Il grande interesse di Antonio per le lingue indigene precoloniali e coloniali lo ha portato a studiare il quechua e a frequentare quelle zone della letteratura che si ponevano sul confine tra le lingue indigene sopravvissute e la lingua egemone (e dominatrice). Su questo piano ha affrontato il caso di poeti di cultura autoctona che scelgono di scrivere in spagnolo, come accade al poeta mapuche Jaime Louis Huenún, autore di un bel libro come Puerto Trakl (2001), nei cui versi tuttavia forte è la risonanza della lingua sottostante e del suo mondo. Ma ha anche seguito il caso singolare della poetessa Rayen Kvyeh, appartenente anche lei al “popolo della terra”, ai Mapuche: poiché costei dall’oralità era passata alla scrittura – dopo che il suo popolo, negli anni Settanta, si era dato una lingua scritta – Antonio si riappropriò rapidamente di questa nuova convenzionale lingua scritta per poter tradurre in italiano, per la prima volta, quella poesia (accompagnando lo studio con puntualissime osservazioni sul passaggio dall’oralità alla sopravvenuta rappresentazione grafica costruita sull’inventario alfabetico castigliano, un “grafemario” che in rapporto al parlato mapuche risultava “al tempo stesso sovrabbondante e manchevole”). Nella poesia di Rayen Kvyeh etnos e visionarietà si fondono, e la parola poetica è affidata alla musica e al gesto rituale, con effetti di notevole fascinazione (m’è accaduto di frequentare e presentare la poetessa mapuche, sostituendo Antonio, a Milano, alla Casa della Poesia, e a Torino al Salone del Libro).

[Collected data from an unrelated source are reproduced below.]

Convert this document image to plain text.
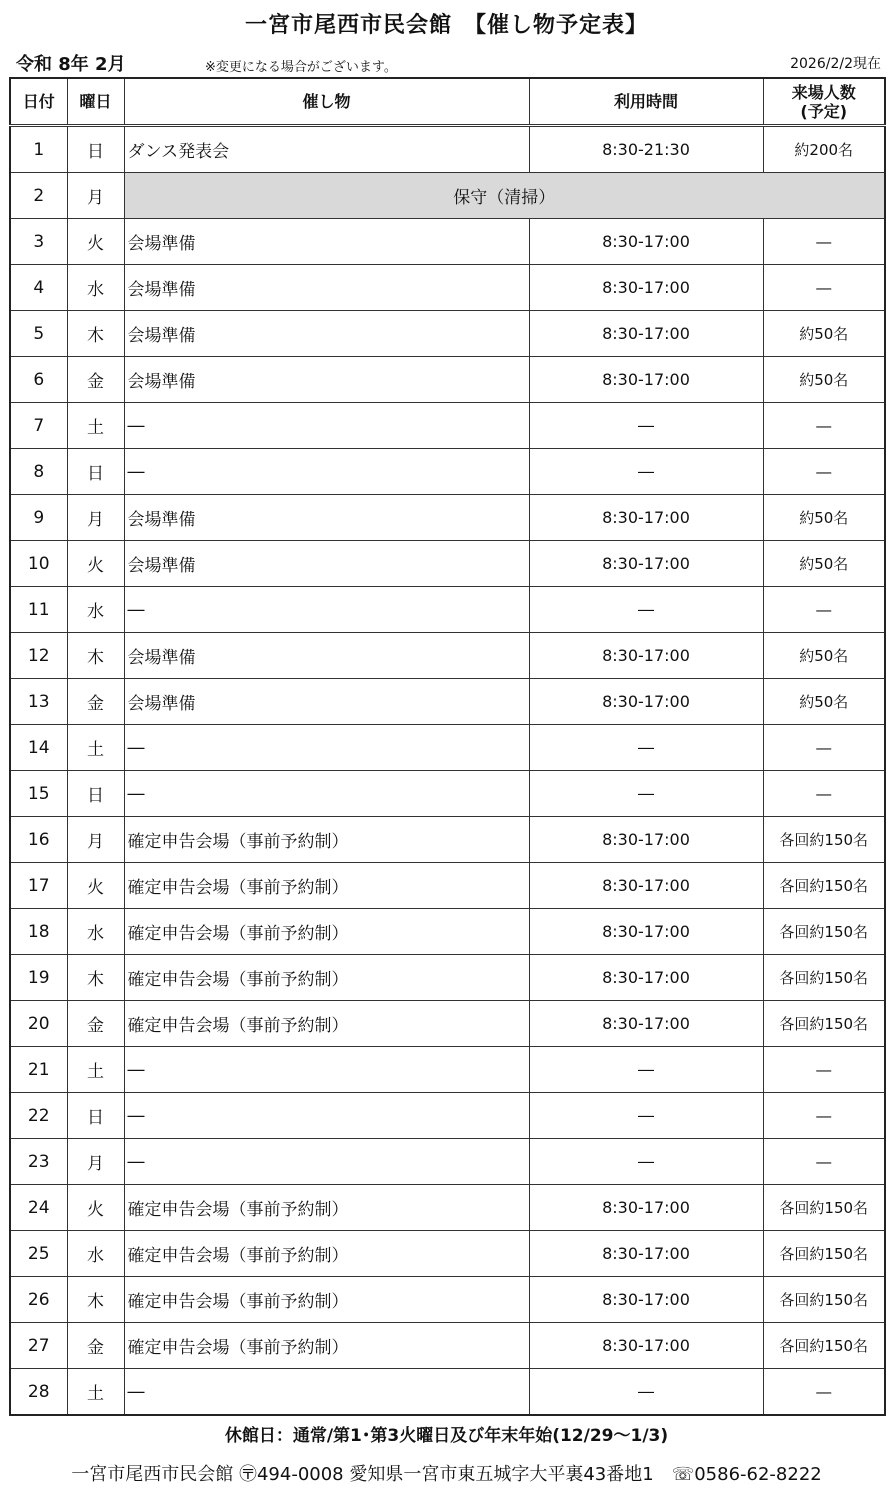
一宮市尾西市民会館　【催し物予定表】
令和 8年 2月	※変更になる場合がございます。	2026/2/2現在
日付	曜日	催し物	利用時間	来場人数
(予定)

1	日	ダンス発表会	8:30-21:30	約200名
2	月	保守（清掃）		
3	火	会場準備	8:30-17:00	―
4	水	会場準備	8:30-17:00	―
5	木	会場準備	8:30-17:00	約50名
6	金	会場準備	8:30-17:00	約50名
7	土	―	―	―
8	日	―	―	―
9	月	会場準備	8:30-17:00	約50名
10	火	会場準備	8:30-17:00	約50名
11	水	―	―	―
12	木	会場準備	8:30-17:00	約50名
13	金	会場準備	8:30-17:00	約50名
14	土	―	―	―
15	日	―	―	―
16	月	確定申告会場（事前予約制）	8:30-17:00	各回約150名
17	火	確定申告会場（事前予約制）	8:30-17:00	各回約150名
18	水	確定申告会場（事前予約制）	8:30-17:00	各回約150名
19	木	確定申告会場（事前予約制）	8:30-17:00	各回約150名
20	金	確定申告会場（事前予約制）	8:30-17:00	各回約150名
21	土	―	―	―
22	日	―	―	―
23	月	―	―	―
24	火	確定申告会場（事前予約制）	8:30-17:00	各回約150名
25	水	確定申告会場（事前予約制）	8:30-17:00	各回約150名
26	木	確定申告会場（事前予約制）	8:30-17:00	各回約150名
27	金	確定申告会場（事前予約制）	8:30-17:00	各回約150名
28	土	―	―	―
休館日：通常/第1･第3火曜日及び年末年始(12/29～1/3)
一宮市尾西市民会館 〶494-0008 愛知県一宮市東五城字大平裏43番地1　☏0586-62-8222
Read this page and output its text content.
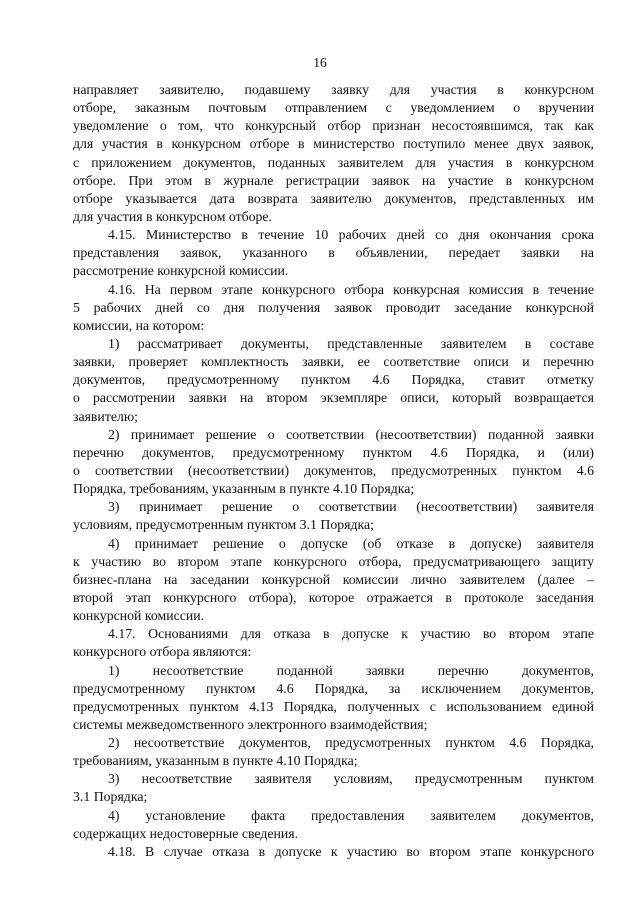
16
направляет заявителю, подавшему заявку для участия в конкурсном
отборе, заказным почтовым отправлением с уведомлением о вручении
уведомление о том, что конкурсный отбор признан несостоявшимся, так как
для участия в конкурсном отборе в министерство поступило менее двух заявок,
с приложением документов, поданных заявителем для участия в конкурсном
отборе. При этом в журнале регистрации заявок на участие в конкурсном
отборе указывается дата возврата заявителю документов, представленных им
для участия в конкурсном отборе.
4.15. Министерство в течение 10 рабочих дней со дня окончания срока
представления заявок, указанного в объявлении, передает заявки на
рассмотрение конкурсной комиссии.
4.16. На первом этапе конкурсного отбора конкурсная комиссия в течение
5 рабочих дней со дня получения заявок проводит заседание конкурсной
комиссии, на котором:
1) рассматривает документы, представленные заявителем в составе
заявки, проверяет комплектность заявки, ее соответствие описи и перечню
документов, предусмотренному пунктом 4.6 Порядка, ставит отметку
о рассмотрении заявки на втором экземпляре описи, который возвращается
заявителю;
2) принимает решение о соответствии (несоответствии) поданной заявки
перечню документов, предусмотренному пунктом 4.6 Порядка, и (или)
о соответствии (несоответствии) документов, предусмотренных пунктом 4.6
Порядка, требованиям, указанным в пункте 4.10 Порядка;
3) принимает решение о соответствии (несоответствии) заявителя
условиям, предусмотренным пунктом 3.1 Порядка;
4) принимает решение о допуске (об отказе в допуске) заявителя
к участию во втором этапе конкурсного отбора, предусматривающего защиту
бизнес-плана на заседании конкурсной комиссии лично заявителем (далее –
второй этап конкурсного отбора), которое отражается в протоколе заседания
конкурсной комиссии.
4.17. Основаниями для отказа в допуске к участию во втором этапе
конкурсного отбора являются:
1) несоответствие поданной заявки перечню документов,
предусмотренному пунктом 4.6 Порядка, за исключением документов,
предусмотренных пунктом 4.13 Порядка, полученных с использованием единой
системы межведомственного электронного взаимодействия;
2) несоответствие документов, предусмотренных пунктом 4.6 Порядка,
требованиям, указанным в пункте 4.10 Порядка;
3) несоответствие заявителя условиям, предусмотренным пунктом
3.1 Порядка;
4) установление факта предоставления заявителем документов,
содержащих недостоверные сведения.
4.18. В случае отказа в допуске к участию во втором этапе конкурсного
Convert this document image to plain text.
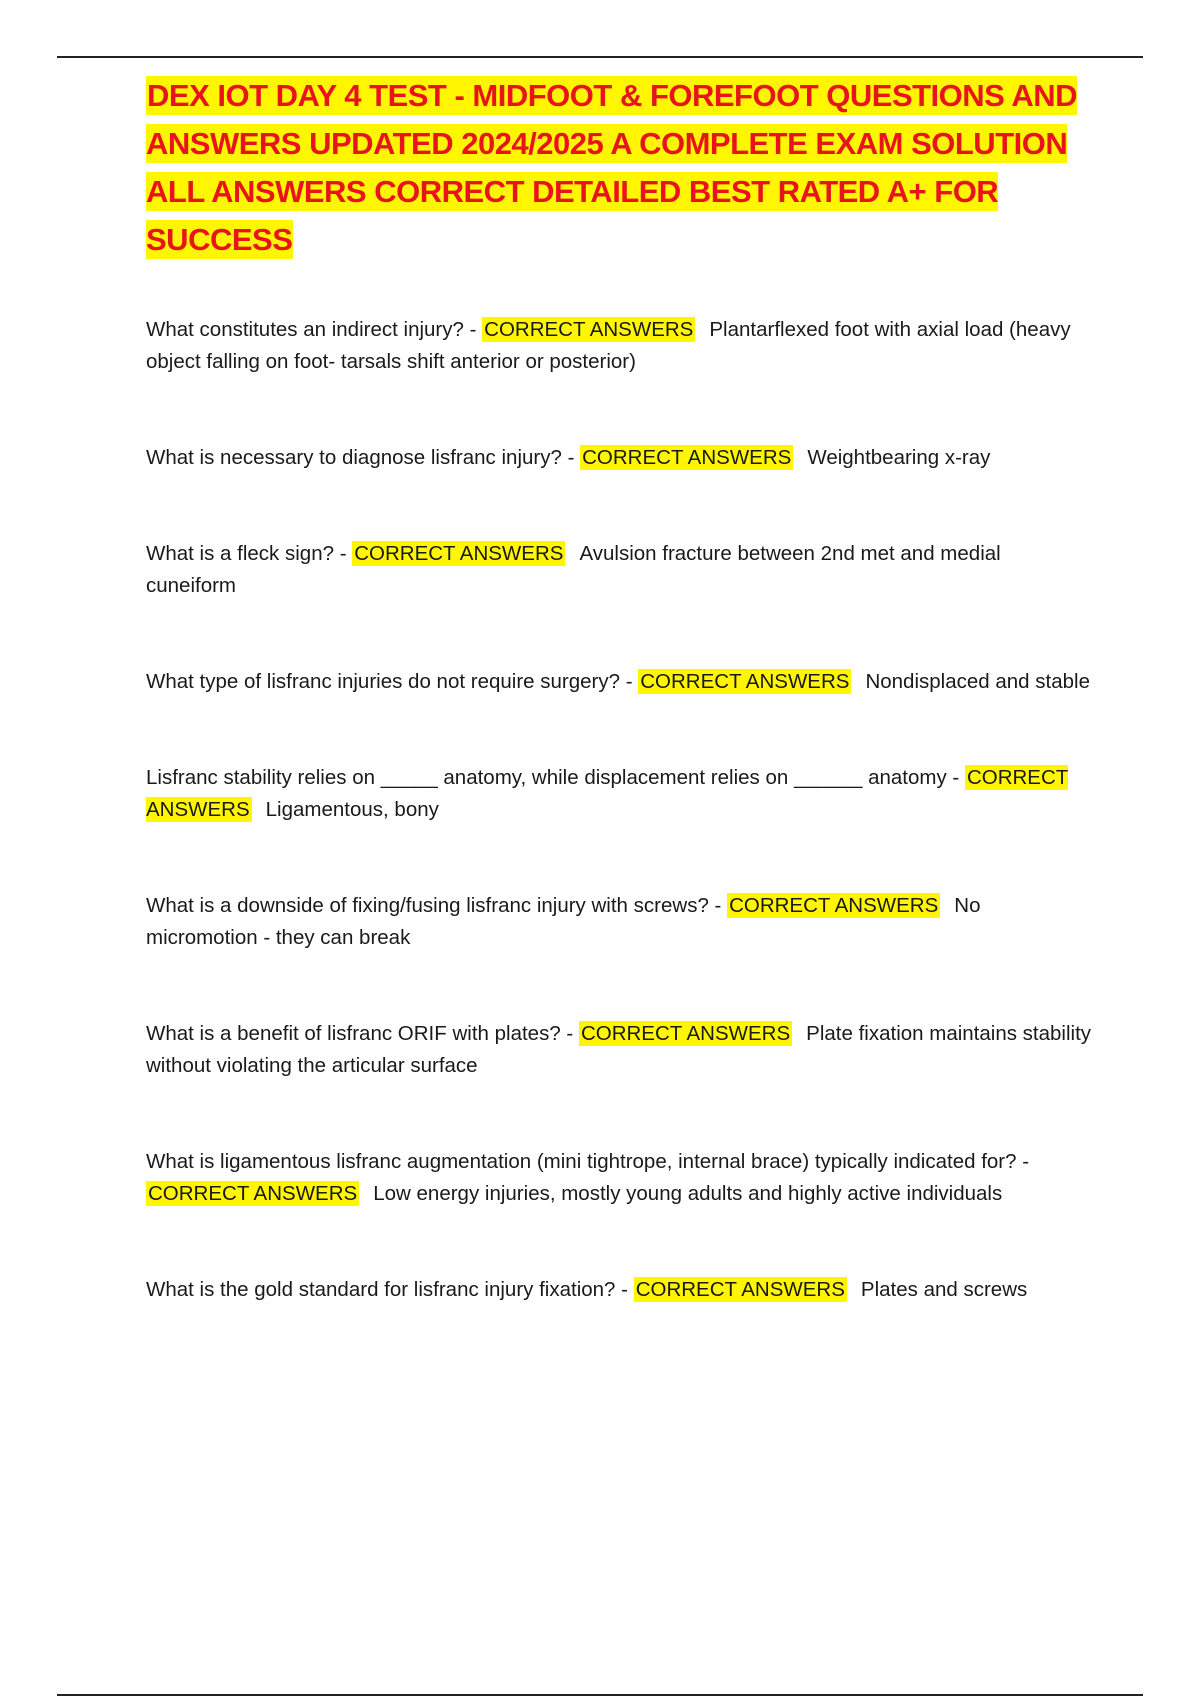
DEX IOT DAY 4 TEST - MIDFOOT & FOREFOOT QUESTIONS AND ANSWERS UPDATED 2024/2025 A COMPLETE EXAM SOLUTION ALL ANSWERS CORRECT DETAILED BEST RATED A+ FOR SUCCESS

What constitutes an indirect injury? - CORRECT ANSWERS Plantarflexed foot with axial load (heavy object falling on foot- tarsals shift anterior or posterior)

What is necessary to diagnose lisfranc injury? - CORRECT ANSWERS Weightbearing x-ray

What is a fleck sign? - CORRECT ANSWERS Avulsion fracture between 2nd met and medial cuneiform

What type of lisfranc injuries do not require surgery? - CORRECT ANSWERS Nondisplaced and stable

Lisfranc stability relies on _____ anatomy, while displacement relies on ______ anatomy - CORRECT ANSWERS Ligamentous, bony

What is a downside of fixing/fusing lisfranc injury with screws? - CORRECT ANSWERS No micromotion - they can break

What is a benefit of lisfranc ORIF with plates? - CORRECT ANSWERS Plate fixation maintains stability without violating the articular surface

What is ligamentous lisfranc augmentation (mini tightrope, internal brace) typically indicated for? - CORRECT ANSWERS Low energy injuries, mostly young adults and highly active individuals

What is the gold standard for lisfranc injury fixation? - CORRECT ANSWERS Plates and screws
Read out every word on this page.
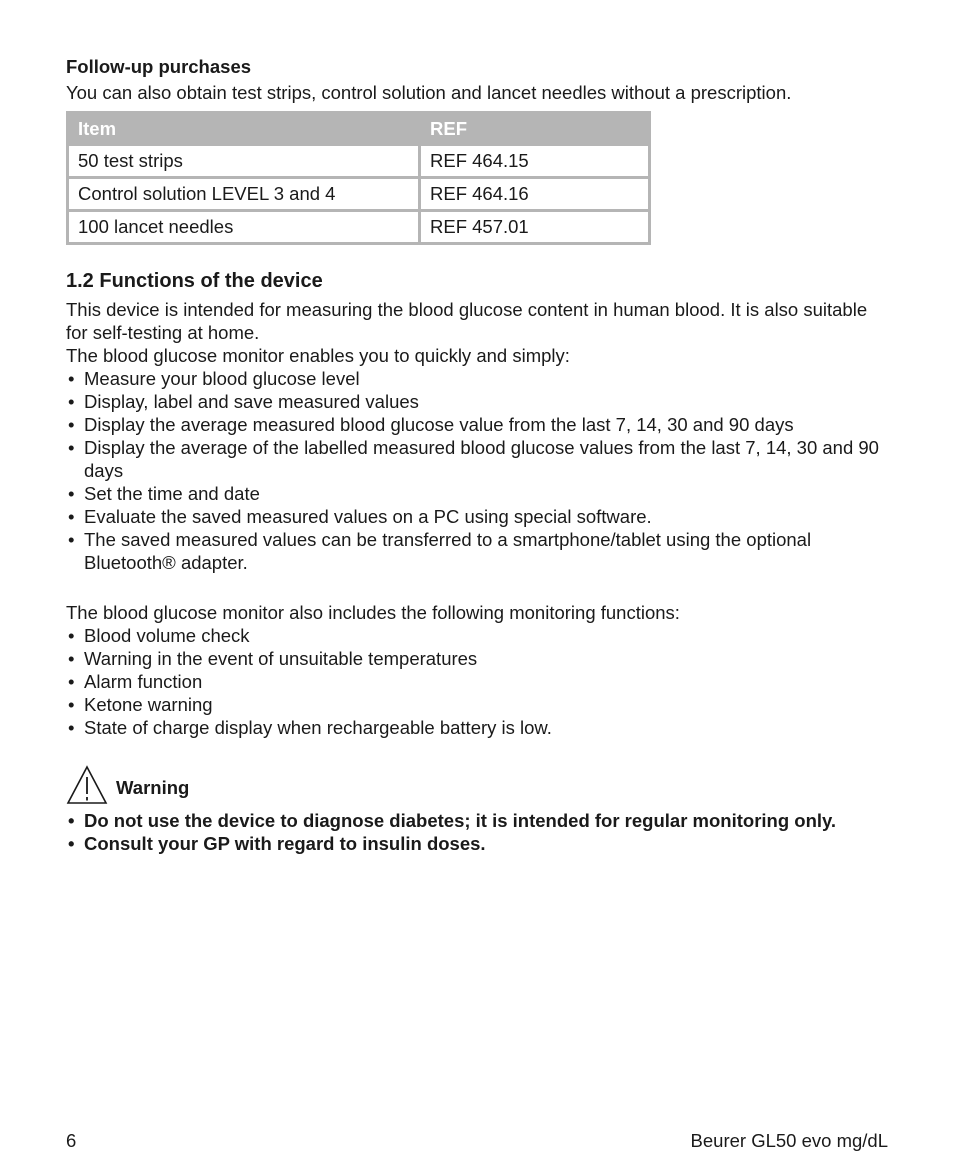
Follow-up purchases
You can also obtain test strips, control solution and lancet needles without a prescription.
Item	REF
50 test strips	REF 464.15
Control solution LEVEL 3 and 4	REF 464.16
100 lancet needles	REF 457.01
1.2 Functions of the device
This device is intended for measuring the blood glucose content in human blood. It is also suitable
for self-testing at home.
The blood glucose monitor enables you to quickly and simply:
• Measure your blood glucose level
• Display, label and save measured values
• Display the average measured blood glucose value from the last 7, 14, 30 and 90 days
• Display the average of the labelled measured blood glucose values from the last 7, 14, 30 and 90 days
• Set the time and date
• Evaluate the saved measured values on a PC using special software.
• The saved measured values can be transferred to a smartphone/tablet using the optional Bluetooth® adapter.
The blood glucose monitor also includes the following monitoring functions:
• Blood volume check
• Warning in the event of unsuitable temperatures
• Alarm function
• Ketone warning
• State of charge display when rechargeable battery is low.
Warning
• Do not use the device to diagnose diabetes; it is intended for regular monitoring only.
• Consult your GP with regard to insulin doses.
6	Beurer GL50 evo mg/dL
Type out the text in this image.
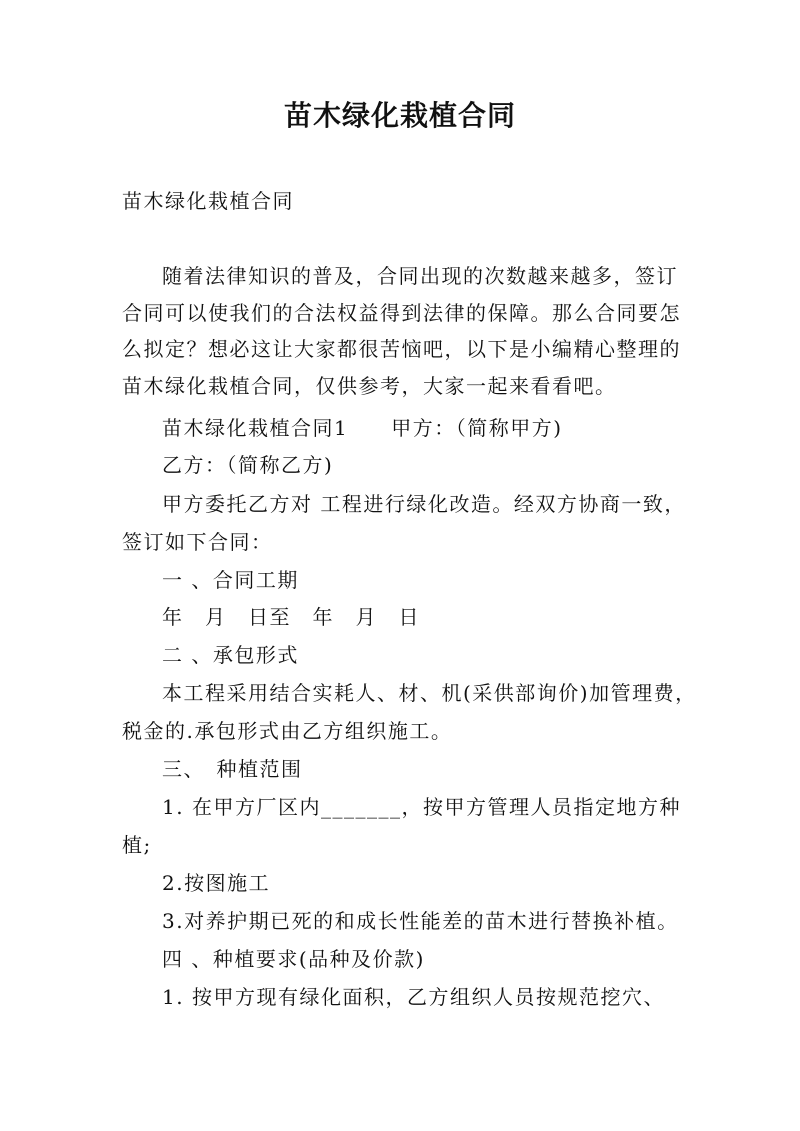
苗木绿化栽植合同
苗木绿化栽植合同
随着法律知识的普及，合同出现的次数越来越多，签订
合同可以使我们的合法权益得到法律的保障。那么合同要怎
么拟定？想必这让大家都很苦恼吧，以下是小编精心整理的
苗木绿化栽植合同，仅供参考，大家一起来看看吧。
苗木绿化栽植合同1　　甲方：（简称甲方)
乙方：（简称乙方)
甲方委托乙方对 工程进行绿化改造。经双方协商一致，
签订如下合同：
一 、合同工期
年　月　日至　年　月　日
二 、承包形式
本工程采用结合实耗人、材、机(采供部询价)加管理费，
税金的.承包形式由乙方组织施工。
三、　种植范围
1. 在甲方厂区内_______，按甲方管理人员指定地方种
植;
2.按图施工
3.对养护期已死的和成长性能差的苗木进行替换补植。
四 、种植要求(品种及价款)
1. 按甲方现有绿化面积，乙方组织人员按规范挖穴、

Le attività di ricerca, di lavoro culturale e di insegnamento che Antonio Melis svolgeva erano per dir così rese leggere e insieme affabili dalla natura di un carattere aperto, insieme ironico e discreto, pieno di attenzioni per l’interlocutore e sorridente. Colleghi per molti anni, e insieme a un altro Antonio – Tabucchi – contigui di stanza nella Facoltà, ci trovavamo in sintonia su moltissime cose, anche nel considerare ridicole le posture accademiche. Per Antonio Melis dietro questi modi c’era una persuasione: se il sapere è fondato su una vera passione, le forme della sua trasmissione e della sua cura non hanno bisogno di schermi e di ruoli, perché è proprio di quella passione il voler condividere, come le è naturale il convito. Per questo, ora, il ricordo di un amico è un punto da cui si sventagliano moltissime scene: conversazioni, seminari, incontri conviviali richiamano luoghi e ambienti, voci e volti, stagioni e città. Questa sequenza, nel caso di Antonio Melis, rinvia a una convinzione: il rapporto con l’alterità – di lingua, di cultura, di storia – è il fondamento sia della conoscenza di sé sia di un possibile vivere civile.